Let us consider a graph whose vertices are (vertex ID, The cost used at last). If there exists a vertex having a lot of kinds of costs, it is difficult to update the distance efficiently. To perform efficiently, we prepare N special vertices (1,0),(2,0),...,(N,0) and connect (x,*) -> (x,0) with cost 1 and (x,0) -> (x,*) with cost 0. We can see that Dijkstra on this graph runs in O(N log^2 N), which is fast enough.

J - ヌクレオチド

When N is even, the inversion number is 2x(N/2-x) where x is the number of zeros in the first half. Look at two elements having different values. There are two cases. The first case is that 0 follows 1.

***0***1*** ***1***0***

In this case, the effect of two elements is exactly two. The second case is that 1 follows 0.

***1***0*** ***0***1***

Also in this case, the effect of two elements is exactly two. Thus, we can prove the first statement. We want to know the x such that 2x(N/2-x)=K. Since this is a quadratic equation, we can figure out the solutions by the quadratic formula. Once we get the x's, we just sum up C(N/2,x) for all x.

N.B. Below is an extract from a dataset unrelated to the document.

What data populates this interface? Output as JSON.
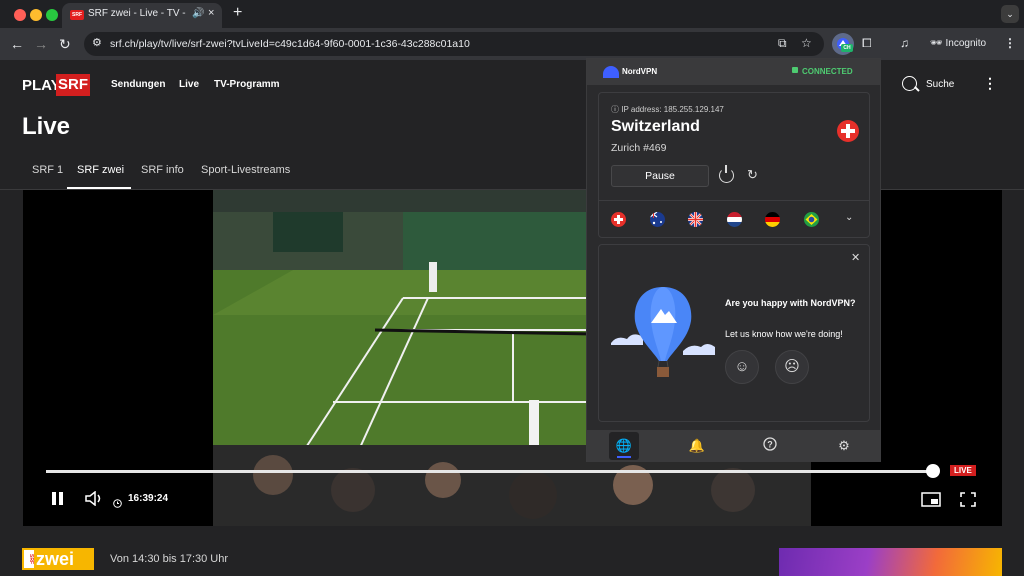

When N is odd, we can find out the answer similarly.

K - ルーレット

We do not have to compute the expectation but compute the sum of all possible patterns. It is not difficult to compute this.

L - をあ ぷろぶれむ

Fix the right end R, then the number of kinds of A[L] or ... or A[R] is at most 60. That is why, by or operation, the number of ones can increase at most 60 times. Let dp[R][X] be the number of intervals such that the right end is R and the bitwise OR of the elements is equal to X. We can compute this efficiently using std::map.